Uso crescente de medicamentos para emagrecimento levanta alertas sobre possíveis interferências na absorção e eficácia dos anticoncepcionais orais
O aumento do uso das chamadas “canetas emagrecedoras” tem
despertado atenção não apenas pelos efeitos na perda de peso, mas também pelos
possíveis impactos em outros tratamentos, incluindo o uso de anticoncepcionais
hormonais. Medicamentos à base de análogos do GLP-1, indicados para o controle
do diabetes e amplamente utilizados para emagrecimento, atuam diretamente no
sistema digestivo, retardando o esvaziamento gástrico, o que pode interferir na
absorção de medicamentos administrados por via oral.

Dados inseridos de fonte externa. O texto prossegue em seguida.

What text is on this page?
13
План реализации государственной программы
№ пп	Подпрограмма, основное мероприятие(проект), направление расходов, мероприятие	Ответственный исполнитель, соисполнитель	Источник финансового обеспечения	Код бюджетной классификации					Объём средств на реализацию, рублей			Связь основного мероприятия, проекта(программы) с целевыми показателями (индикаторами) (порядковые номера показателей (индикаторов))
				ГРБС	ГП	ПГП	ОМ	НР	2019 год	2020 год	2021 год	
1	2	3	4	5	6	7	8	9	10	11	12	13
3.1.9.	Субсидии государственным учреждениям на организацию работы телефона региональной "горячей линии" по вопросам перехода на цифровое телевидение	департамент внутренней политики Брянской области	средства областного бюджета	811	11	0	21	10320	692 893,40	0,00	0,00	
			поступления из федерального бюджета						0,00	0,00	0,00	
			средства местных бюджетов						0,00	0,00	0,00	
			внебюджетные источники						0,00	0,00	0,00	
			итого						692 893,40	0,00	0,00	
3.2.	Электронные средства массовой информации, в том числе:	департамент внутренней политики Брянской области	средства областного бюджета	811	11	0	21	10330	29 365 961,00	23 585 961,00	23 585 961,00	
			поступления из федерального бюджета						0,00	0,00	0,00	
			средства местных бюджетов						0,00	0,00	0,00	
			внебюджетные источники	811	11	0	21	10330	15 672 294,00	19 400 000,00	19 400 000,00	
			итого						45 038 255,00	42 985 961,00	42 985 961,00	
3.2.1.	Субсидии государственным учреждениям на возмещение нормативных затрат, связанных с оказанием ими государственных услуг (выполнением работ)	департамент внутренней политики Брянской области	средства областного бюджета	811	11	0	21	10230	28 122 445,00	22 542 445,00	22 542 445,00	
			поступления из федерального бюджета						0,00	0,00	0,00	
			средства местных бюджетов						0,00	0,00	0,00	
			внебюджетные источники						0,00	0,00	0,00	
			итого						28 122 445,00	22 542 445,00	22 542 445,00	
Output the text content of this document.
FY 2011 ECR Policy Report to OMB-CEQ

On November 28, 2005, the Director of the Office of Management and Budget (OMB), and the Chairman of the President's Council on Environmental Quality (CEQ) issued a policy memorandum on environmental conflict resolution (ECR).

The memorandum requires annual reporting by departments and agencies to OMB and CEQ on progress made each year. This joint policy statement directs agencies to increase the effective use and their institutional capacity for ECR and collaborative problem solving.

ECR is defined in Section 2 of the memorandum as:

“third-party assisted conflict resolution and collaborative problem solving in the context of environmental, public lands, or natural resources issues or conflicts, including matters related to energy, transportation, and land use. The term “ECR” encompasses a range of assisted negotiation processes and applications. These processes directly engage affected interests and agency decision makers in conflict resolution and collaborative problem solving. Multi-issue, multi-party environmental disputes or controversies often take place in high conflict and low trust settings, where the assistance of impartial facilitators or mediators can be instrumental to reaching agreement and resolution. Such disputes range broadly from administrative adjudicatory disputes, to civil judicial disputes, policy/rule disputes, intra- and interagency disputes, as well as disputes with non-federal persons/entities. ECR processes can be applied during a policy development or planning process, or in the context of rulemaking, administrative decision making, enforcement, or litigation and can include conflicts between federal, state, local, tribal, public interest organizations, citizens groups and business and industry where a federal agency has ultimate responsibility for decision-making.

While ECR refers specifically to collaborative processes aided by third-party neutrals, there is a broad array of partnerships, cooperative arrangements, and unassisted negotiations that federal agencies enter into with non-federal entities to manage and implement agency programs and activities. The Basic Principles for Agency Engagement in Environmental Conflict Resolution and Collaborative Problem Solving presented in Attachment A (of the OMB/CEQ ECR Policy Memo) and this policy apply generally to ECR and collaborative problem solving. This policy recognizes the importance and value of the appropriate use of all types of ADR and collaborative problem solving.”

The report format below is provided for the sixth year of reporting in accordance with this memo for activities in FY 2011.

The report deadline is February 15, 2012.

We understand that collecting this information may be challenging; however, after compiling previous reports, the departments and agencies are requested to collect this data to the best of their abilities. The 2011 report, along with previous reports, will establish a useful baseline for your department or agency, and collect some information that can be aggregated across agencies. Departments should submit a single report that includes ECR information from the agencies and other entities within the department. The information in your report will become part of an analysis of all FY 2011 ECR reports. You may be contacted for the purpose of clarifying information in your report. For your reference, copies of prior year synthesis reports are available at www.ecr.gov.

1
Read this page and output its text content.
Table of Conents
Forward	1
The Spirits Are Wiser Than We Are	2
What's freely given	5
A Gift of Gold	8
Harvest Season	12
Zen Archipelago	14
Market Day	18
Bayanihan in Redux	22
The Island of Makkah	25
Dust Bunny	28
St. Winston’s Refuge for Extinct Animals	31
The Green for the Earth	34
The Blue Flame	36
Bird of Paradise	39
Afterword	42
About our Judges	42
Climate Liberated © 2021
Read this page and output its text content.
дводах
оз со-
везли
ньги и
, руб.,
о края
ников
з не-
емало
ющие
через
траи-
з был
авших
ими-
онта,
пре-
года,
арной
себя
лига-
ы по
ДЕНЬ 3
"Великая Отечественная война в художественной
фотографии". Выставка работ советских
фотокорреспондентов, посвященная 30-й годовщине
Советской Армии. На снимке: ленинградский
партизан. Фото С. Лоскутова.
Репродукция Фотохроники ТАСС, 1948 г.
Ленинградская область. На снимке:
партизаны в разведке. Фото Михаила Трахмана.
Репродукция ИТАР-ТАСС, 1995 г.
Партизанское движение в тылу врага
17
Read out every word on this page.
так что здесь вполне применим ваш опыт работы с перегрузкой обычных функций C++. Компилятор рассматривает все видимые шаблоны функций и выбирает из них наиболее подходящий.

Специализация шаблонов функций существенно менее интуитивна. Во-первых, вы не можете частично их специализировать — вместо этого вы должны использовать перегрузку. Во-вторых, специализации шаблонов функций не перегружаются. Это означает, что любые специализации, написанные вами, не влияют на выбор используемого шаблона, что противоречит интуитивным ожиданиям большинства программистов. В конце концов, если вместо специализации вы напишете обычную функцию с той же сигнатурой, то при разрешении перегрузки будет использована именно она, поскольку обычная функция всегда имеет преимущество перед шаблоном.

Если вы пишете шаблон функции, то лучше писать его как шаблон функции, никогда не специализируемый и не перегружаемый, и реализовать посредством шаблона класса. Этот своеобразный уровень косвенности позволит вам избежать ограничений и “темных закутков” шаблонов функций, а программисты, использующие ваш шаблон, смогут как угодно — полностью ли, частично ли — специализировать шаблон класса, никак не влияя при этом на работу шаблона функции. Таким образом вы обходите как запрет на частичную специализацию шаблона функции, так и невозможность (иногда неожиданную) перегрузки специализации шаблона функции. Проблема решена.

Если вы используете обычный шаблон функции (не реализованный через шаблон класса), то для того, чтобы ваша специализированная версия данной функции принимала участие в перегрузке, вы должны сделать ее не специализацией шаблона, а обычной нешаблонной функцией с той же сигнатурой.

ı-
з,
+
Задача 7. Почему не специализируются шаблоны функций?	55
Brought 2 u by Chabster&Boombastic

De acordo com a Dra. Mariane Nadai, médica ginecologista e
parceira da DKT South America, empresa de planejamento familiar, essa alteração
no funcionamento do trato gastrointestinal pode reduzir a absorção do
anticoncepcional oral em alguns casos. “Quando o esvaziamento do estômago
acontece de forma mais lenta, existe a possibilidade de o organismo não absorver
o medicamento da mesma maneira, o que pode comprometer a eficácia do método”,
explica a médica. Embora o risco não seja igual para todas as mulheres, o tema
exige atenção e acompanhamento médico individualizado.
Outro ponto importante é que efeitos colaterais comuns associados
às canetas emagrecedoras, como náuseas, vômitos e diarreia, também podem
impactar diretamente a proteção contraceptiva. Episódios de vômito pouco tempo
após a ingestão do anticoncepcional ou quadros intestinais intensos podem impedir
a absorção adequada do hormônio, aumentando o risco de falha do método. Por
isso, é fundamental que mulheres que utilizam esses medicamentos estejam bem
informadas sobre como agir nessas situações.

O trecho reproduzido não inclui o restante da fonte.